L'usage des matériels 3G-4G bientôt possible dans les avions

3 avril 2014 à 16h33
- Mis à jour le 16 janvier 2019 à 18h23 -

Utiliser son téléphone en mode connecté 3G/4G dans les avions, une future évolution qui fait l'objet d'une consultation de la part de l'ARCEP.Le réseau mobile n’a même pas fini de se déployer de façon homogène sur l’ensemble du territoire que les projets pour son déploiement dans les moyens de transport aériens s'accélèrent. Depuis le début d’année, l’utilisation des matériels électroniques personnels de type smartphones, ultrabooks & tablettes est tolérée dans les avions, hors connexion au réseau mobile, Wi-Fi et Bluetooth. Air France fût une des premières compagnies aériennes à suivre dès le mois de février dernier la toute nouvelle directive de l’AESA (Agence Européenne de Sécurité Aérienne), acceptant l’usage des appareils nomades dans la cabine pendant les phases de décollage et d'atterrissage. Cela s’applique jusqu’ici exclusivement avec des appareils utilisés en mode avion, donc sans aucune connexion au réseau mobile, ni au Wi-Fi ou au Bluetooth (en théorie). Cependant, les choses pourraient bien évoluer rapidement, avec l’ouverture d’une consultation de la part de l’ARCEP (Autorité de Régulation des Communications Electroniques et des Postes) depuis le 24 mars dernier (jusqu'au 11 avril), pour réglementer l'utilisation des réseaux 3G et 4G, sous certaines conditions.

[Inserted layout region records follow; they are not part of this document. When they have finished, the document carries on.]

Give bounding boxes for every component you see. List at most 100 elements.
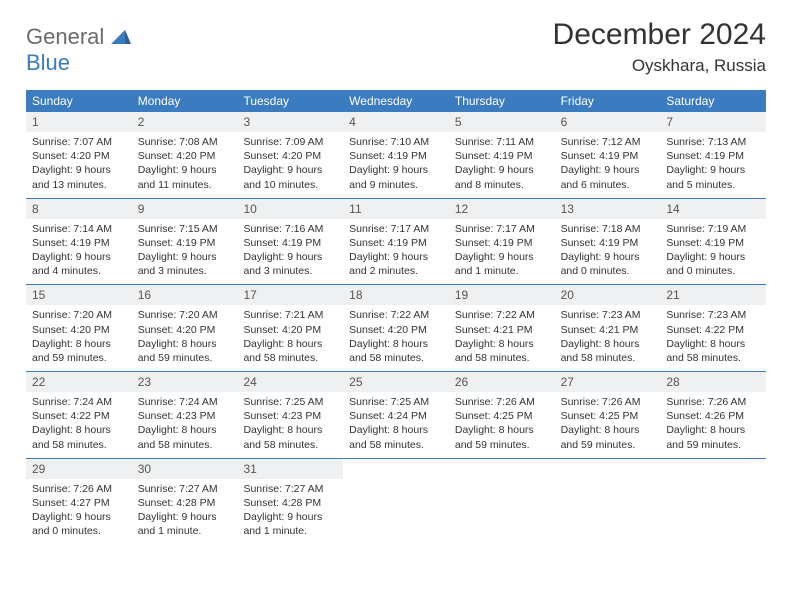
daylight-line: and 58 minutes. [561,351,655,365]
daylight-line: Daylight: 9 hours [138,163,232,177]
sunset-line: Sunset: 4:23 PM [243,409,337,423]
daylight-line: and 58 minutes. [666,351,760,365]
day-body: Sunrise: 7:22 AMSunset: 4:21 PMDaylight:… [449,305,555,371]
day-number: 23 [132,372,238,392]
daylight-line: Daylight: 9 hours [561,250,655,264]
sunrise-line: Sunrise: 7:14 AM [32,222,126,236]
logo-text: General Blue [26,24,131,76]
day-number: 17 [237,285,343,305]
day-body: Sunrise: 7:23 AMSunset: 4:22 PMDaylight:… [660,305,766,371]
sunrise-line: Sunrise: 7:11 AM [455,135,549,149]
day-number: 1 [26,112,132,132]
sunrise-line: Sunrise: 7:23 AM [666,308,760,322]
day-body: Sunrise: 7:23 AMSunset: 4:21 PMDaylight:… [555,305,661,371]
calendar-cell: 28Sunrise: 7:26 AMSunset: 4:26 PMDayligh… [660,372,766,458]
daylight-line: Daylight: 9 hours [349,250,443,264]
day-body: Sunrise: 7:24 AMSunset: 4:22 PMDaylight:… [26,392,132,458]
calendar-cell: 22Sunrise: 7:24 AMSunset: 4:22 PMDayligh… [26,372,132,458]
sunrise-line: Sunrise: 7:24 AM [32,395,126,409]
sunrise-line: Sunrise: 7:09 AM [243,135,337,149]
daylight-line: and 2 minutes. [349,264,443,278]
calendar-cell: 1Sunrise: 7:07 AMSunset: 4:20 PMDaylight… [26,112,132,198]
dow-header: Sunday Monday Tuesday Wednesday Thursday… [26,90,766,112]
daylight-line: and 58 minutes. [32,438,126,452]
sunset-line: Sunset: 4:20 PM [138,149,232,163]
daylight-line: Daylight: 9 hours [561,163,655,177]
sunrise-line: Sunrise: 7:26 AM [561,395,655,409]
daylight-line: and 1 minute. [138,524,232,538]
sunrise-line: Sunrise: 7:24 AM [138,395,232,409]
daylight-line: Daylight: 8 hours [561,337,655,351]
day-number: 7 [660,112,766,132]
daylight-line: and 0 minutes. [561,264,655,278]
day-number: 15 [26,285,132,305]
daylight-line: and 59 minutes. [666,438,760,452]
daylight-line: Daylight: 8 hours [243,337,337,351]
calendar-cell: 7Sunrise: 7:13 AMSunset: 4:19 PMDaylight… [660,112,766,198]
calendar-cell: 30Sunrise: 7:27 AMSunset: 4:28 PMDayligh… [132,459,238,545]
daylight-line: Daylight: 9 hours [243,510,337,524]
day-body: Sunrise: 7:17 AMSunset: 4:19 PMDaylight:… [343,219,449,285]
sunset-line: Sunset: 4:20 PM [243,323,337,337]
dow-thursday: Thursday [449,90,555,112]
page-title: December 2024 [553,18,766,52]
daylight-line: and 58 minutes. [349,351,443,365]
daylight-line: Daylight: 9 hours [455,250,549,264]
header-right: December 2024 Oyskhara, Russia [553,18,766,76]
header-row: General Blue December 2024 Oyskhara, Rus… [26,18,766,76]
calendar-cell: 17 Sunrise: 7:21 AMSunset: 4:20 PMDayligh… [237,285,343,371]
calendar-cell: 8Sunrise: 7:14 AMSunset: 4:19 PMDaylight… [26,199,132,285]
day-number: 12 [449,199,555,219]
daylight-line: and 58 minutes. [455,351,549,365]
day-body: Sunrise: 7:25 AMSunset: 4:23 PMDaylight:… [237,392,343,458]
daylight-line: Daylight: 9 hours [32,163,126,177]
calendar-cell: 25Sunrise: 7:25 AMSunset: 4:24 PMDayligh… [343,372,449,458]
day-number: 19 [449,285,555,305]
sunset-line: Sunset: 4:19 PM [666,236,760,250]
sunrise-line: Sunrise: 7:21 AM [243,308,337,322]
daylight-line: and 1 minute. [243,524,337,538]
calendar-cell: 16Sunrise: 7:20 AMSunset: 4:20 PMDayligh… [132,285,238,371]
calendar-cell: 14Sunrise: 7:19 AMSunset: 4:19 PMDayligh… [660,199,766,285]
sunrise-line: Sunrise: 7:08 AM [138,135,232,149]
calendar-cell: 15Sunrise: 7:20 AMSunset: 4:20 PMDayligh… [26,285,132,371]
daylight-line: Daylight: 9 hours [138,510,232,524]
day-body: Sunrise: 7:13 AMSunset: 4:19 PMDaylight:… [660,132,766,198]
day-body: Sunrise: 7:24 AMSunset: 4:23 PMDaylight:… [132,392,238,458]
calendar-cell: 20Sunrise: 7:23 AMSunset: 4:21 PMDayligh… [555,285,661,371]
daylight-line: and 58 minutes. [349,438,443,452]
calendar-cell: 19Sunrise: 7:22 AMSunset: 4:21 PMDayligh… [449,285,555,371]
daylight-line: and 3 minutes. [243,264,337,278]
dow-friday: Friday [555,90,661,112]
daylight-line: and 6 minutes. [561,178,655,192]
dow-sunday: Sunday [26,90,132,112]
day-number: 20 [555,285,661,305]
brand-part1: General [26,24,104,49]
sunrise-line: Sunrise: 7:18 AM [561,222,655,236]
sunrise-line: Sunrise: 7:20 AM [32,308,126,322]
sunset-line: Sunset: 4:19 PM [349,236,443,250]
day-body: Sunrise: 7:20 AMSunset: 4:20 PMDaylight:… [26,305,132,371]
daylight-line: Daylight: 8 hours [32,423,126,437]
calendar-week: 29Sunrise: 7:26 AMSunset: 4:27 PMDayligh… [26,459,766,545]
day-body: Sunrise: 7:08 AMSunset: 4:20 PMDaylight:… [132,132,238,198]
day-body: Sunrise: 7:26 AMSunset: 4:25 PMDaylight:… [555,392,661,458]
calendar-cell [449,459,555,545]
calendar-cell: 31Sunrise: 7:27 AMSunset: 4:28 PMDayligh… [237,459,343,545]
daylight-line: Daylight: 9 hours [243,163,337,177]
sunset-line: Sunset: 4:27 PM [32,496,126,510]
calendar-cell: 23Sunrise: 7:24 AMSunset: 4:23 PMDayligh… [132,372,238,458]
daylight-line: and 59 minutes. [561,438,655,452]
day-number: 3 [237,112,343,132]
day-number: 25 [343,372,449,392]
daylight-line: and 3 minutes. [138,264,232,278]
sunrise-line: Sunrise: 7:26 AM [32,482,126,496]
day-body: Sunrise: 7:07 AMSunset: 4:20 PMDaylight:… [26,132,132,198]
sunrise-line: Sunrise: 7:12 AM [561,135,655,149]
sunset-line: Sunset: 4:21 PM [455,323,549,337]
sunset-line: Sunset: 4:20 PM [243,149,337,163]
daylight-line: and 5 minutes. [666,178,760,192]
calendar-grid: Sunday Monday Tuesday Wednesday Thursday… [26,90,766,544]
day-body: Sunrise: 7:20 AMSunset: 4:20 PMDaylight:… [132,305,238,371]
dow-wednesday: Wednesday [343,90,449,112]
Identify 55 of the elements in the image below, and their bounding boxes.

Une utilisation très limitée
La priorité en autorisant l'usage de dispositifs connectés à bord des avions reste la sécurité, en particulier pour ce qui concerne la protection du fonctionnement des autres dispositifs électroniques embarqués, essentiels au bon fonctionnement des avions. Il faut aussi bien comprendre que ces usages se limiteront aux usages de connexions à Internet, et absolument pas à l'émission ou à la réception d'appels vocaux (les appareils devront être utilisés en mode silencieux). Déjà dans les transports publics, au-delà de la qualité des réseaux mobiles, la gêne occasionnée pour ses voisins est un vrai problème, alors on imagine mal ce genre de situation dans un espace aussi confiné qu'une cabine d'un avion.

Tout l'intérêt de ce projet est bien sûr de proposer par contre une connexion à Internet, qui permettrait alors de continuer à surfer et consulter ses emails sur son smartphone, son PC ou sa tablette... Evidemment, cela risque de poser encore une fois un problème sur la limitation des quota de data, même sur les forfaits 4G les plus performants, à moins de trouver un fonctionnement différents avec les opérateurs.

La 3G/4G dans les avions servira surtout à profiter d’Internet
Des réseaux mobiles 'embarqués'
Cette réflexion aborde par conséquent l'utilisation des réseaux 3G et 4G dans les avions, à une altitude supérieure à 3000 mètres au-dessus du sol. Cette consultation concerne surtout les acteurs du secteur des télécoms et de l'aviation (opérateurs, équipementiers et compagnies aériennes), mais aussi les particuliers, en communiquant réflexions, propositions, études et analyses à l'ARCEP. On peut envoyer ses suggestions par email ou par courrier, selon les modalités indiquées sur ce document à télécharger.

Cela concernerait l'usage de la bande 1800 MHz (4G & 2G, utilisée actuellement par Bouygues) et 2100 MHz (3G, utilisée par tous les opérateurs). L'autre limitation implique que les utilisateurs ne pourront pas se connecter à un réseau terrestre, ce qui obligera les compagnies aériennes à équiper leurs appareils avec des équipements spécifiques pour contrôler le réseau et éviter toute interférence avec l'électronique dédiée à la navigation. Par conséquent, la mise en place des solutions ayant un coût certain pour les compagnies aériennes, cela devrait se traduire par un service qui sera facturé aux utilisateurs.